A town in India this month saw temperatures exceed 123 degrees Fahrenheit. This event helps explain rather dramatically why, as the climate heats up and electricity is more available in developing countries, the world is forecast to install 700 million air conditioners. It is not just for comfort but at this heat level a health necessity.
In just 15 years, urban areas of China went from just a few percentage points of air conditioning penetration to over 100 percent — “i.e. more than one room air conditioner (AC) per urban household,” according to a recent report on the global AC boom by researchers at Lawrence Berkeley National Laboratory. And air conditioner sales are now increasing in India, Indonesia and Brazil by between 10 and 15 percent per year. India, a nation of 1.25 billion people, had just 5 percent air conditioning penetration in the year 2011. It will be the world’s biggest growth market.

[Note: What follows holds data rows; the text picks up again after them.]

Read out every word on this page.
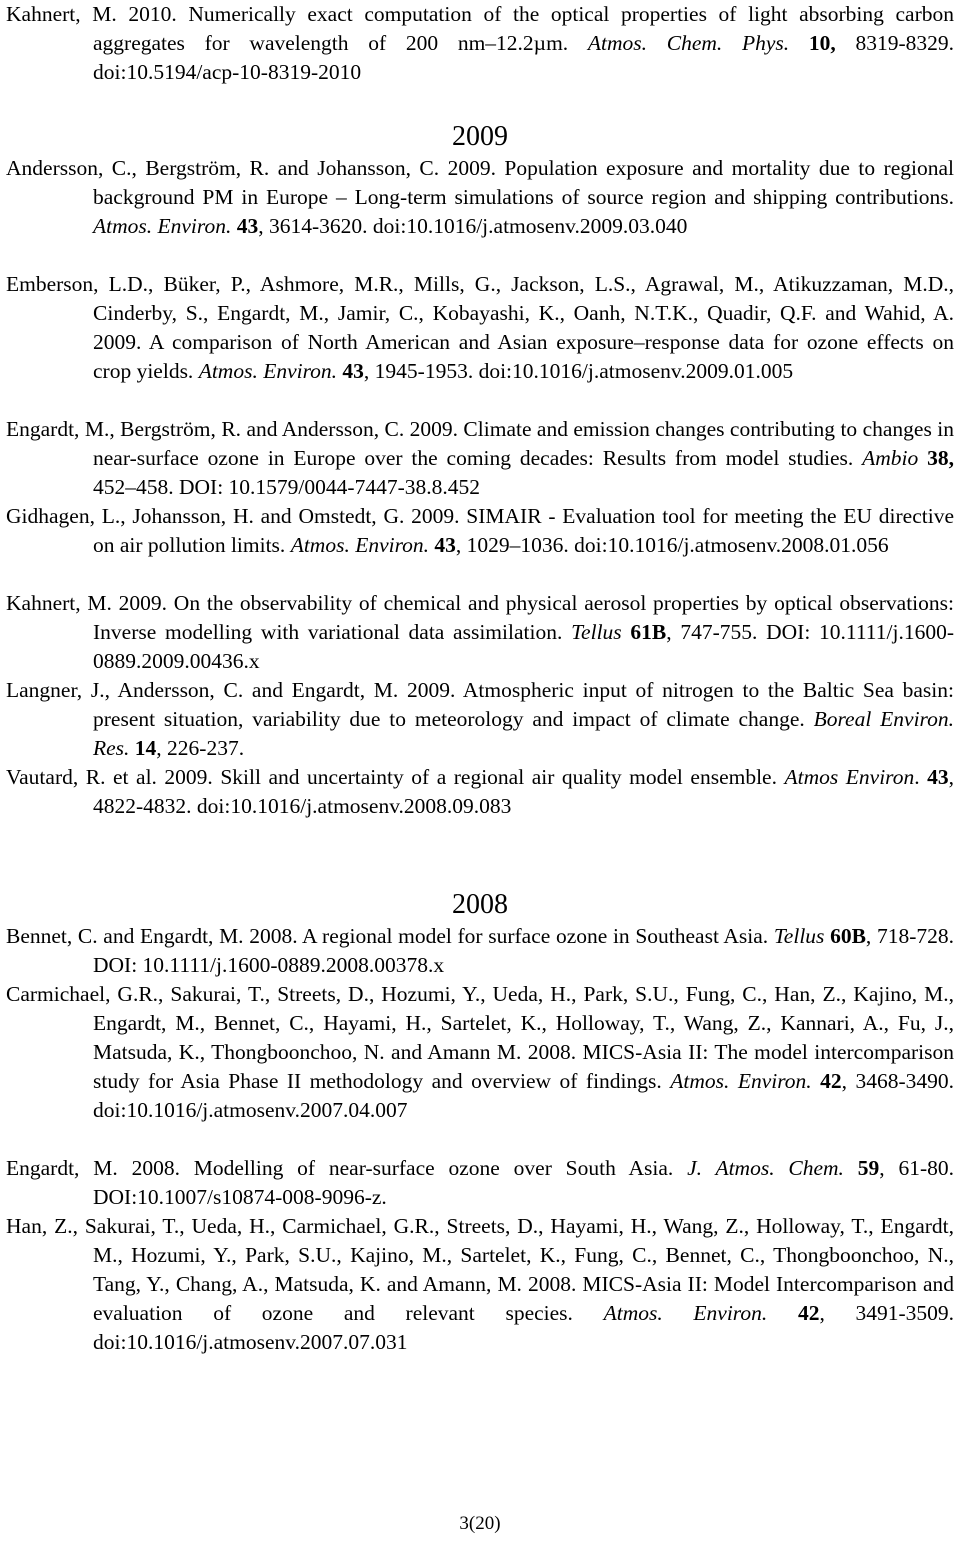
Kahnert, M. 2010. Numerically exact computation of the optical properties of light absorbing carbon aggregates for wavelength of 200 nm–12.2µm. Atmos. Chem. Phys. 10, 8319-8329. doi:10.5194/acp-10-8319-2010
2009
Andersson, C., Bergström, R. and Johansson, C. 2009. Population exposure and mortality due to regional background PM in Europe – Long-term simulations of source region and shipping contributions. Atmos. Environ. 43, 3614-3620. doi:10.1016/j.atmosenv.2009.03.040
Emberson, L.D., Büker, P., Ashmore, M.R., Mills, G., Jackson, L.S., Agrawal, M., Atikuzzaman, M.D., Cinderby, S., Engardt, M., Jamir, C., Kobayashi, K., Oanh, N.T.K., Quadir, Q.F. and Wahid, A. 2009. A comparison of North American and Asian exposure–response data for ozone effects on crop yields. Atmos. Environ. 43, 1945-1953. doi:10.1016/j.atmosenv.2009.01.005
Engardt, M., Bergström, R. and Andersson, C. 2009. Climate and emission changes contributing to changes in near-surface ozone in Europe over the coming decades: Results from model studies. Ambio 38, 452–458. DOI: 10.1579/0044-7447-38.8.452
Gidhagen, L., Johansson, H. and Omstedt, G. 2009. SIMAIR - Evaluation tool for meeting the EU directive on air pollution limits. Atmos. Environ. 43, 1029–1036. doi:10.1016/j.atmosenv.2008.01.056
Kahnert, M. 2009. On the observability of chemical and physical aerosol properties by optical observations: Inverse modelling with variational data assimilation. Tellus 61B, 747-755. DOI: 10.1111/j.1600-0889.2009.00436.x
Langner, J., Andersson, C. and Engardt, M. 2009. Atmospheric input of nitrogen to the Baltic Sea basin: present situation, variability due to meteorology and impact of climate change. Boreal Environ. Res. 14, 226-237.
Vautard, R. et al. 2009. Skill and uncertainty of a regional air quality model ensemble. Atmos Environ. 43, 4822-4832. doi:10.1016/j.atmosenv.2008.09.083
2008
Bennet, C. and Engardt, M. 2008. A regional model for surface ozone in Southeast Asia. Tellus 60B, 718-728. DOI: 10.1111/j.1600-0889.2008.00378.x
Carmichael, G.R., Sakurai, T., Streets, D., Hozumi, Y., Ueda, H., Park, S.U., Fung, C., Han, Z., Kajino, M., Engardt, M., Bennet, C., Hayami, H., Sartelet, K., Holloway, T., Wang, Z., Kannari, A., Fu, J., Matsuda, K., Thongboonchoo, N. and Amann M. 2008. MICS-Asia II: The model intercomparison study for Asia Phase II methodology and overview of findings. Atmos. Environ. 42, 3468-3490. doi:10.1016/j.atmosenv.2007.04.007
Engardt, M. 2008. Modelling of near-surface ozone over South Asia. J. Atmos. Chem. 59, 61-80. DOI:10.1007/s10874-008-9096-z.
Han, Z., Sakurai, T., Ueda, H., Carmichael, G.R., Streets, D., Hayami, H., Wang, Z., Holloway, T., Engardt, M., Hozumi, Y., Park, S.U., Kajino, M., Sartelet, K., Fung, C., Bennet, C., Thongboonchoo, N., Tang, Y., Chang, A., Matsuda, K. and Amann, M. 2008. MICS-Asia II: Model Intercomparison and evaluation of ozone and relevant species. Atmos. Environ. 42, 3491-3509. doi:10.1016/j.atmosenv.2007.07.031
3(20)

There is a close relationship between household income and air conditioner adoption, with ownership increasing 2.7 percentage points per $1,000 of annual household income. Mexico in particular, expects a stupendous growth of air conditioning over the 21st century, from 13 percent to as much as 81 percent of homes acquiring it. With it will come a huge extra source of emissions.
Alarmed at the implications, scientists are now trying to make conditioners more energy efficient, and less dependent on HFCs or hydrofluorocarbons as refrigerants that act as an extremely powerful greenhouse gas. The aim is to achieve a 25 to 30 percent improvement in efficiency, which is a feasible target and would make a big difference to peak demand for electricity. Something called “mini-split air conditioners” are already available today in Korea, offering a 50 percent gain in energy efficiency over traditional products. Even 30 percent more efficient air conditioners, (and the phase out HFCs at the same time), could effectively offset the construction of as many as 1,550 peak power plants.
Cumulatively, by 2050, given the greater efficiency, the world could avoid 98 billion tons of carbon dioxide emissions. That figure represents 10 percent of the roughly 1,000 billion tons of CO2 that we could still emit from the year 2011 forward, according to scientists, and still have the possibility of keeping the planet’s warming below the target of 2 degrees Celsius. (Chris Mooney and Brady Dennis, New Scientist, May 31, 2016).
My own, un- scientific, observation is that people with air conditioning often seem to leave it on all day while they are out at work, hoping, no doubt, to return to a cool house. There ought to be an electronic system that turns the cooling off when you lock the front door as you leave, and on again when you return. Some people are extraordinarily wasteful and unaware of their effect on the environment. When I first went to America I noticed how carelessly power is used – because it is cheap. Not so in Britain, where electricity bills are a political issue. There, air conditioners are rare, but for how long as summers get warmer?
Personally I’m not a fan of air conditioning. I don’t like how expensive it is, including installation and maintenance costs. I’m very glad I live in a country where it is rare, at least outside of offices. The only place it could be used more is in London underground stations, which get uncomfortably hot very often. And no, I don’t think air conditioning will become widespread any time soon. A lot of British people like being a bit warmer, and the costs would be too prohibitive for most people.